Buena parte de este año Díaz-Canel lo ha dedicado a recorrer el país, a palpar el saldo que ha dejado la Revolución después de 60 años. Se ha paseado por la isla con papel y lápiz tomando notas de la nación que le han entregado y que no puede modificar al menos hasta que su mentor no salga del juego.

El ingeniero visita fábricas, acueductos, centrales azucareros, para hablar con sus trabajadores y darles aliento; les pide que sigan «defendiendo la Revolución desde sus trincheras», bajo la consigna raulista de «hacer más con menos». Recibe y despide a todos los presidentes y altas personalidades que asoman por La Habana. Acude a los compromisos internacionales para leer discursos grises y cortos. Llega hasta los barrios pobres de la isla a preocuparse por el estado de las viviendas y promete a sus habitantes que «la Revolución los ayudará, pero que tienen que tener fe y paciencia».

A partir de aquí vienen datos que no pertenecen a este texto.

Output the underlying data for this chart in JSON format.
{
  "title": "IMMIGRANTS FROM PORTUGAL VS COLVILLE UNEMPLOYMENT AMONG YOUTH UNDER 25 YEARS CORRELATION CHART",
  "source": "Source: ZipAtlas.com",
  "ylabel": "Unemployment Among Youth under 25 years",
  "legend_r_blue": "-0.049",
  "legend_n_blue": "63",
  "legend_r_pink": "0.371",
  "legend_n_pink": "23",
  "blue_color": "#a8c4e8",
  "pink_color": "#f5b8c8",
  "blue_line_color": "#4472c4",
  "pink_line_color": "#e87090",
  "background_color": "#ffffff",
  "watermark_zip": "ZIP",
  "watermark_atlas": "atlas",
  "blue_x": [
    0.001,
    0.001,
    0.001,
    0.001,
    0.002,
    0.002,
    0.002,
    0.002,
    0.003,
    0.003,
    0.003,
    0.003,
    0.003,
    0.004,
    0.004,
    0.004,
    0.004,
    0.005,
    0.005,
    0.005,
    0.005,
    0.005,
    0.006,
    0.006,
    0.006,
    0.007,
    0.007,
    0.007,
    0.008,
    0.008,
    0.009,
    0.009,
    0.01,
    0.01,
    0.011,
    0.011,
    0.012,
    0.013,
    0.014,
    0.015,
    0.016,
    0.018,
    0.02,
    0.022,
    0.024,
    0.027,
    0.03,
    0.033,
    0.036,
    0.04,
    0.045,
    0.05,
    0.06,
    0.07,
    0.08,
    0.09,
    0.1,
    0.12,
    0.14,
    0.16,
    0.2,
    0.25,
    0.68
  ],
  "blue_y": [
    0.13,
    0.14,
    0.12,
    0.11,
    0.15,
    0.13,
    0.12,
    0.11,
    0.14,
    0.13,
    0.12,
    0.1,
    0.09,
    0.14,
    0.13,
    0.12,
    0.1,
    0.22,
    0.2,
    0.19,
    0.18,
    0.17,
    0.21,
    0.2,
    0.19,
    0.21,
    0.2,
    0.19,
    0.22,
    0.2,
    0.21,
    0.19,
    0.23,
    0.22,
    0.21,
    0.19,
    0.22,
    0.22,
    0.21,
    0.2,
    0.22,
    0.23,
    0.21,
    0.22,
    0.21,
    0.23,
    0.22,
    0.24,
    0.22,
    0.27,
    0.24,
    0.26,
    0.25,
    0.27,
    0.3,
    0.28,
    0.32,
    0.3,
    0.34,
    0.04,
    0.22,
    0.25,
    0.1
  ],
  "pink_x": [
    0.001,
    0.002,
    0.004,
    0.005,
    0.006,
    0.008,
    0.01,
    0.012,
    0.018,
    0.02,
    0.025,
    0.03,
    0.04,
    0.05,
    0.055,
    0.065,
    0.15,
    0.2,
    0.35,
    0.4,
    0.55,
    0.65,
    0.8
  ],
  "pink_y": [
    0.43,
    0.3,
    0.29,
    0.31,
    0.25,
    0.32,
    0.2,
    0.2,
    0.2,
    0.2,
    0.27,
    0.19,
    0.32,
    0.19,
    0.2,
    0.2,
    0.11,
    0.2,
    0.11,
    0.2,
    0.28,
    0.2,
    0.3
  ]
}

Ha pasado todo un año y Díaz-Canel, sin hacer nada, sigue teniendo un punto a su favor. Y es que, atado como está de pies y manos, bajo el peso de un poder real aferrado a sus doctrinas de toda la vida, aunque sea solo por una cuestión generacional, su figura todavía despierta incertidumbre. Nadie puede aseverar del todo cómo piensa el ingeniero y, sobre todo, qué obra es capaz de construir si estuviera por su cuenta. Justo ahí radica la pequeña expectación que aún provoca.